# Thread: cumulative Weibull equation with slope and intercept

1. ## cumulative Weibull equation with slope and intercept

Concerning the dissolution of drug (%dissolved) with respect t time (x)The equation I have for cumulative Weibull equation with slope and intercept from a book is as follows:

y=a+b(1-exp(-((x+dln(2)1/e-c)/d)e)) ......b is intercept on y axis and e is intecept on x axis (time).
y is % drug dissolved.

I am usign a nonlinear regreession program to solve the equation for a data set, but it will not accept the equation as shown. Can the expressson be written in a more articulate way. Are we short of parenthesis to provide correct structure? I am sure the program will accept the equation, but I must enter it more articulately to get the program to read the equation properly.
Please can suggetions be made how to write above equation such that it will run on program.

Angus

2. y=a+b(1-exp(-((x+dln(2)1/e-c)/d)e))
It looks like $y=a+b(1-\exp(\dots))$ where the argument of $\exp$ is $\displaystyle-\frac{x+d\ln(2)1/e-c}{d}e$. However, I don't know how to parse the nominator, namely, $d\ln(2)1/e$. I am sure your program has issues with this as well.

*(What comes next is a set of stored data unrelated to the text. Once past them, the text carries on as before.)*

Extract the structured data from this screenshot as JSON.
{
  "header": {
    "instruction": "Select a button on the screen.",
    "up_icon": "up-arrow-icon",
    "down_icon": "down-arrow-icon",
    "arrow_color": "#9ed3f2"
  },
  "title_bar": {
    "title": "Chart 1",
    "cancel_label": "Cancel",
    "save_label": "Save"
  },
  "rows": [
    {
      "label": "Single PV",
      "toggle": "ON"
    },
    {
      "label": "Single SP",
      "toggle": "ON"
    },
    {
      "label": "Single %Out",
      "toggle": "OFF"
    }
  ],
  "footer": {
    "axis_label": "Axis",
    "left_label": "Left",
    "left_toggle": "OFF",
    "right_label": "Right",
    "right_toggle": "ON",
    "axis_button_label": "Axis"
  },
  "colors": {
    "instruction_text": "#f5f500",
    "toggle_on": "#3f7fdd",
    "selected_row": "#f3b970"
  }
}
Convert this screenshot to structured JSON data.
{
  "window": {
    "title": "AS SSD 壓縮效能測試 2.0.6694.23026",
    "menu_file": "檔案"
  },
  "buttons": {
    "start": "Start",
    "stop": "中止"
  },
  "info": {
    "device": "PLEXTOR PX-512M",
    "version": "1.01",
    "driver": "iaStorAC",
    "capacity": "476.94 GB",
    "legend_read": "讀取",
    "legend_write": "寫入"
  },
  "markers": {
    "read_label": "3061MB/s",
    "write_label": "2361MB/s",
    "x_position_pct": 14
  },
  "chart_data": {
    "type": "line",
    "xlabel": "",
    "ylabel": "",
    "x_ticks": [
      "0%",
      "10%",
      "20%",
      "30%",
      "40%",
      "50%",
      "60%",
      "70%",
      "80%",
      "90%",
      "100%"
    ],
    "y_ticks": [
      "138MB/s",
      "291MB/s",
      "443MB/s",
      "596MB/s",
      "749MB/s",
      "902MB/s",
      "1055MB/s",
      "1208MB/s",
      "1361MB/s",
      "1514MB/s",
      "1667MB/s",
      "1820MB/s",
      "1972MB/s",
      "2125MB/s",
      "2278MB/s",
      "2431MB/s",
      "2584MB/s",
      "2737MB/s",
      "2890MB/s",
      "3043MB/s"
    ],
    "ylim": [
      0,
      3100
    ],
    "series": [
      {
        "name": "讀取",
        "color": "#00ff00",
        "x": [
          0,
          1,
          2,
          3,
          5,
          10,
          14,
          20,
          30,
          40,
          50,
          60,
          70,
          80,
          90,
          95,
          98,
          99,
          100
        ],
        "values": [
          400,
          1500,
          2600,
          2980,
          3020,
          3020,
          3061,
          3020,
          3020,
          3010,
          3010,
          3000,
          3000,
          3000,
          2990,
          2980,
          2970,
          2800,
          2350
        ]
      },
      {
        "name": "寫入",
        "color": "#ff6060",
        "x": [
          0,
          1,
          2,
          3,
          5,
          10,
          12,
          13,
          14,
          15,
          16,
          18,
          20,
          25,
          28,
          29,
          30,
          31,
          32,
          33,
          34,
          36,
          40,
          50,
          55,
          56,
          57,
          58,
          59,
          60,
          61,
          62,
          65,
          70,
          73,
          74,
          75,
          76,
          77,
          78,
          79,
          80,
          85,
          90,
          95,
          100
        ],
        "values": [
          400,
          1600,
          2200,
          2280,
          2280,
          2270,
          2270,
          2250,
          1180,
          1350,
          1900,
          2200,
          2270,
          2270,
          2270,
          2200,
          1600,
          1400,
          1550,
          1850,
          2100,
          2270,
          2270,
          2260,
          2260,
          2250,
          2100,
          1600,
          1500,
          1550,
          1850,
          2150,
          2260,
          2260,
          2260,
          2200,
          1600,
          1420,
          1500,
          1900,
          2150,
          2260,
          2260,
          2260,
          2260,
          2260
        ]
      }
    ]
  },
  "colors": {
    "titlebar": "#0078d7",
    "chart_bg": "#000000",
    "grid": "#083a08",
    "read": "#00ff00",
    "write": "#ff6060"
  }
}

One thing that may be necessary is to insert the multiplication signs. E.g., write a + b * (1 - exp(...)) instead of a + b(1 - exp(...)).

3. My aplogies the equation I need to correct from previous to below

equation y=a+b(1-exp(-((x+dln(2)^1/e-c)/d)^e))

Angus

4. Well, I have not seen this equation before, but my recommendation would be the following.

(1) Insert * for multiplication.

(2) ^ usually has higher priority than multiplication, so ln(2)^1/2 would be parsed as (ln(2)^1)/e. Extra parentheses may be needed here.

(3) The program may think that dln is a function name. If this is d * ln(2), then write so. Also, check that ln is a known function (it may be called something like l(), log(), logn(), etc.) The same goes for exp.

(4) Check the program documentation for the shape of accepted formulas and see if this one has the required shape.